He would always regard her works as "the intersection of artistic & political tacts which we always desire their oneness within the awareness of a revolutionary unit"[5].
Breton in fact would idealize and romanticize the revolution in which kahlo was living . What Breton deemed a mental obsession was something Kahlo had experienced as routine life activities? Her unconscious orientation towards Surrealism and her instinct-driven approach was her obvious difference with the painters of that period. Generally – speaking, we can say through words & images surrealists sought to extract phenomenal facts from exotic, unconscious and sensual sources of mind. While those phenomenal facts would form kahlo's everyday life. It is based on this fact, that the role psychoanalysis plays in kahlo's mind for investigating her works is highlighted. Her paintings are taken from her life facts and aspirations, which are pictured by the artist's unconsciousness.

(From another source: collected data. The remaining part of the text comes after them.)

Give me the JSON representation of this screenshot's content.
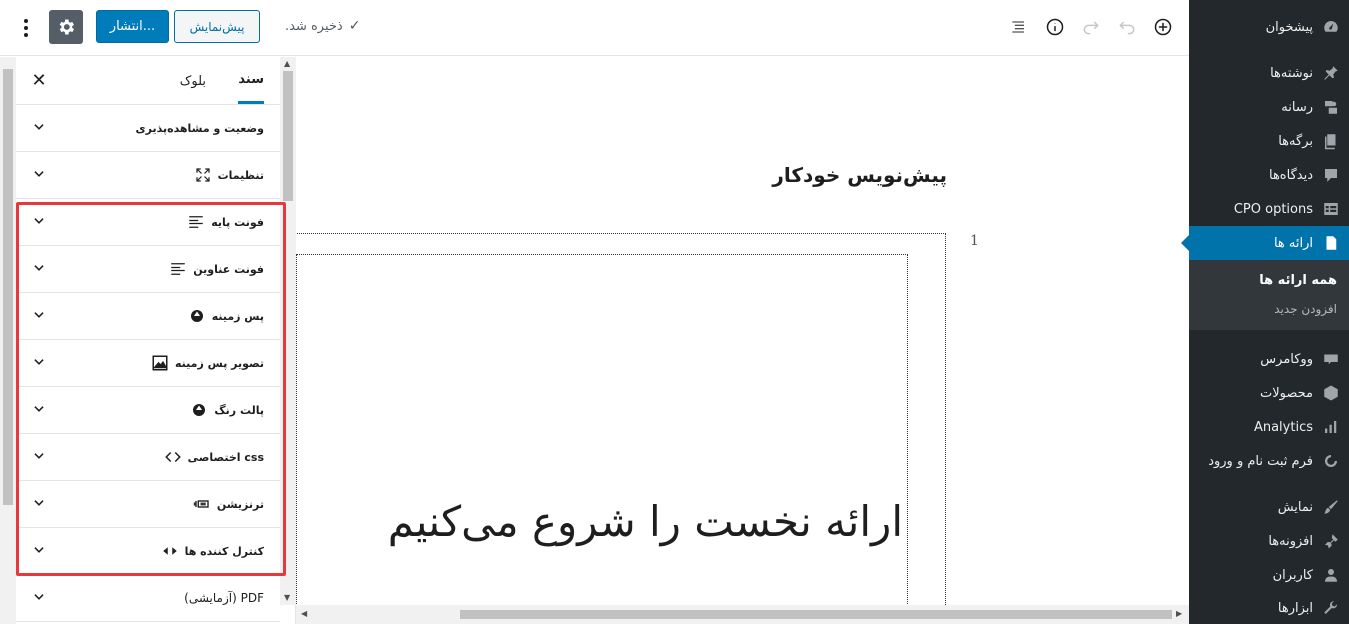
{
  "topbar": {
    "publish_label": "انتشار...",
    "preview_label": "پیش‌نمایش",
    "saved_text": "ذخیره شد.",
    "saved_icon": "check-icon"
  },
  "sidebar": {
    "tabs": [
      {
        "label": "سند",
        "active": true
      },
      {
        "label": "بلوک",
        "active": false
      }
    ],
    "close_label": "✕",
    "rows": [
      {
        "label": "وضعیت و مشاهده‌پذیری",
        "icon": null
      },
      {
        "label": "تنظیمات",
        "icon": "fullscreen-icon"
      },
      {
        "label": "فونت پایه",
        "icon": "text-lines-icon"
      },
      {
        "label": "فونت عناوین",
        "icon": "text-lines-icon"
      },
      {
        "label": "پس زمینه",
        "icon": "color-drop-icon"
      },
      {
        "label": "تصویر پس زمینه",
        "icon": "image-icon"
      },
      {
        "label": "پالت رنگ",
        "icon": "color-drop-icon"
      },
      {
        "label": "css اختصاصی",
        "icon": "code-icon"
      },
      {
        "label": "ترنزیشن",
        "icon": "transition-icon"
      },
      {
        "label": "کنترل کننده ها",
        "icon": "controls-icon"
      },
      {
        "label": "PDF (آزمایشی)",
        "icon": null
      }
    ]
  },
  "canvas": {
    "doc_title": "پیش‌نویس خودکار",
    "page_number": "1",
    "slide_heading": "ارائه نخست را شروع می‌کنیم"
  },
  "admin_menu": {
    "items": [
      {
        "label": "پیشخوان",
        "icon": "dashboard-icon"
      },
      {
        "label": "نوشته‌ها",
        "icon": "pin-icon"
      },
      {
        "label": "رسانه",
        "icon": "media-icon"
      },
      {
        "label": "برگه‌ها",
        "icon": "pages-icon"
      },
      {
        "label": "دیدگاه‌ها",
        "icon": "comments-icon"
      },
      {
        "label": "CPO options",
        "icon": "table-icon"
      },
      {
        "label": "ارائه ها",
        "icon": "document-icon"
      },
      {
        "label": "ووکامرس",
        "icon": "woo-icon"
      },
      {
        "label": "محصولات",
        "icon": "box-icon"
      },
      {
        "label": "Analytics",
        "icon": "bar-chart-icon"
      },
      {
        "label": "فرم ثبت نام و ورود",
        "icon": "circle-icon"
      },
      {
        "label": "نمایش",
        "icon": "brush-icon"
      },
      {
        "label": "افزونه‌ها",
        "icon": "plugin-icon"
      },
      {
        "label": "کاربران",
        "icon": "user-icon"
      },
      {
        "label": "ابزارها",
        "icon": "wrench-icon"
      }
    ],
    "current": "ارائه ها",
    "submenu": [
      {
        "label": "همه ارائه ها",
        "active": true
      },
      {
        "label": "افزودن جدید",
        "active": false
      }
    ]
  },
  "colors": {
    "admin_bg": "#23282d",
    "admin_current": "#0073aa",
    "primary_button": "#007cba",
    "highlight_border": "#e7393c"
  }
}
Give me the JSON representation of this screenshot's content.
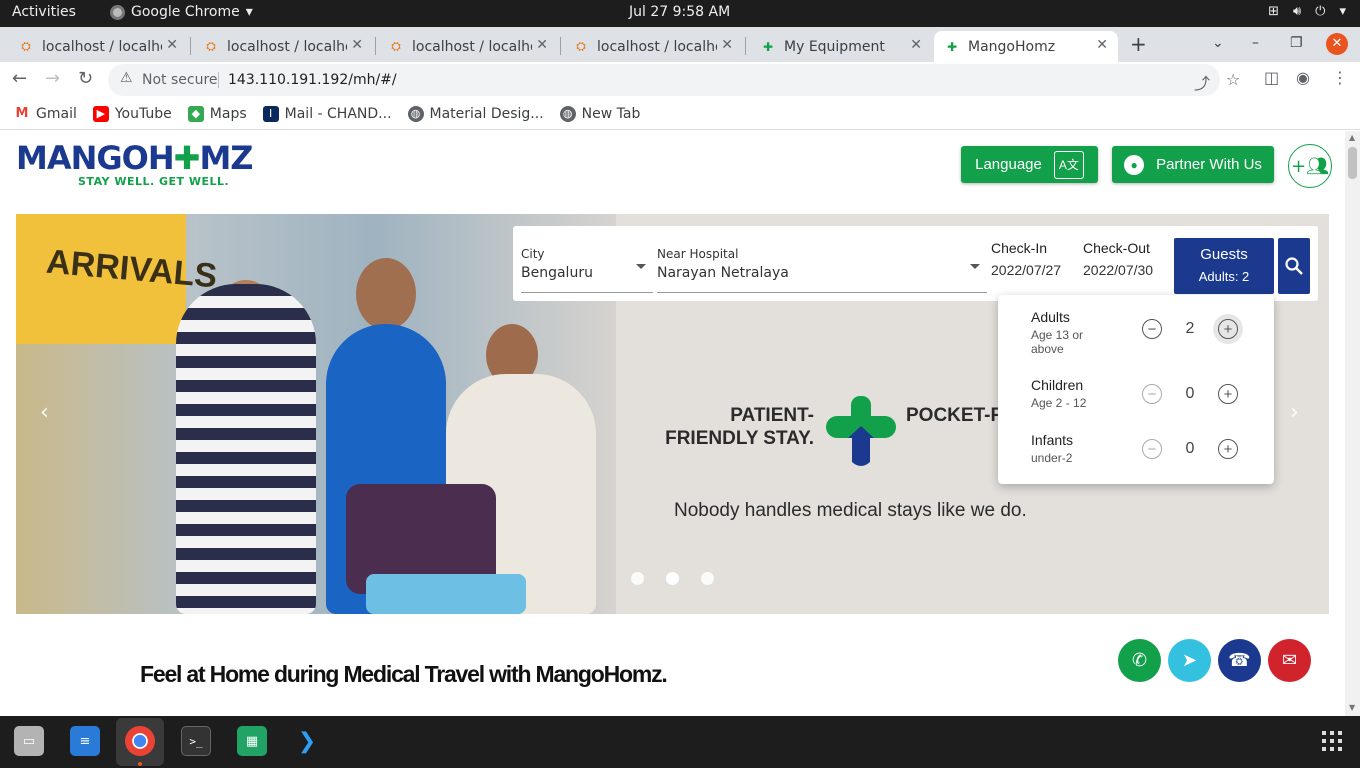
{
  "system": {
    "activities": "Activities",
    "app_name": "Google Chrome",
    "clock": "Jul 27   9:58 AM"
  },
  "tabs": [
    {
      "label": "localhost / localhost"
    },
    {
      "label": "localhost / localhost"
    },
    {
      "label": "localhost / localhost"
    },
    {
      "label": "localhost / localhost"
    },
    {
      "label": "My Equipment"
    },
    {
      "label": "MangoHomz"
    }
  ],
  "omnibox": {
    "security": "Not secure",
    "url": "143.110.191.192/mh/#/"
  },
  "bookmarks": [
    {
      "label": "Gmail"
    },
    {
      "label": "YouTube"
    },
    {
      "label": "Maps"
    },
    {
      "label": "Mail - CHAND..."
    },
    {
      "label": "Material Desig..."
    },
    {
      "label": "New Tab"
    }
  ],
  "site": {
    "logo_text_1": "MANGOH",
    "logo_text_2": "MZ",
    "tagline": "STAY WELL. GET WELL.",
    "language_label": "Language",
    "partner_label": "Partner With Us"
  },
  "hero": {
    "arrivals": "ARRIVALS",
    "slogan_left": "PATIENT-FRIENDLY STAY.",
    "slogan_right": "POCKET-FRIENDLY BUDGET.",
    "tagline": "Nobody handles medical stays like we do."
  },
  "search": {
    "city_label": "City",
    "city_value": "Bengaluru",
    "hospital_label": "Near Hospital",
    "hospital_value": "Narayan Netralaya",
    "checkin_label": "Check-In",
    "checkin_value": "2022/07/27",
    "checkout_label": "Check-Out",
    "checkout_value": "2022/07/30",
    "guests_label": "Guests",
    "guests_summary": "Adults: 2"
  },
  "guest_menu": {
    "adults_title": "Adults",
    "adults_sub": "Age 13 or above",
    "adults_count": "2",
    "children_title": "Children",
    "children_sub": "Age 2 - 12",
    "children_count": "0",
    "infants_title": "Infants",
    "infants_sub": "under-2",
    "infants_count": "0"
  },
  "content": {
    "headline": "Feel at Home during Medical Travel with MangoHomz."
  },
  "colors": {
    "brand_green": "#12a14a",
    "brand_blue": "#1b3a8f"
  }
}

The fact that kahlo's works are bizarre is because she doesn't succumb to a routine life, and goes beyond a world where her status is iconic and fixed. Sufferings she underwent in her life caused her to rebel against a modern, dominant and male culture unconsciously.
As we saw, psychoanalysis helps us understand the causes of this conflicting force. Blood as a conflicting force and the element of root as the female fertility force in kahlo's works are more evident.
The element of root is highlighted most in her works because of kahlo's infertility and fear of discontinuity of her generation.
Another element seen in kahlo's works, is her using of religious elements both in form and in content.In her works form, we observe that she chooses her work's dimensions as the size of votive paintings.On the other hand she uses the content of iconic expressiveness and religious elements in her works. But what is important is the point that although religions paintings enjoy iconic and metaphoric elements, a mode of expressiveness comes to the surface in them and that's because of the religions quotes and saying with which people are familiar. In other words religious paintings describe a narration vividly which is etched in the other's minds out of the painting itself. But kahlo's paintings are personal simulation that are in a direct relation with the artist's inner thought and conjugated with her life[13].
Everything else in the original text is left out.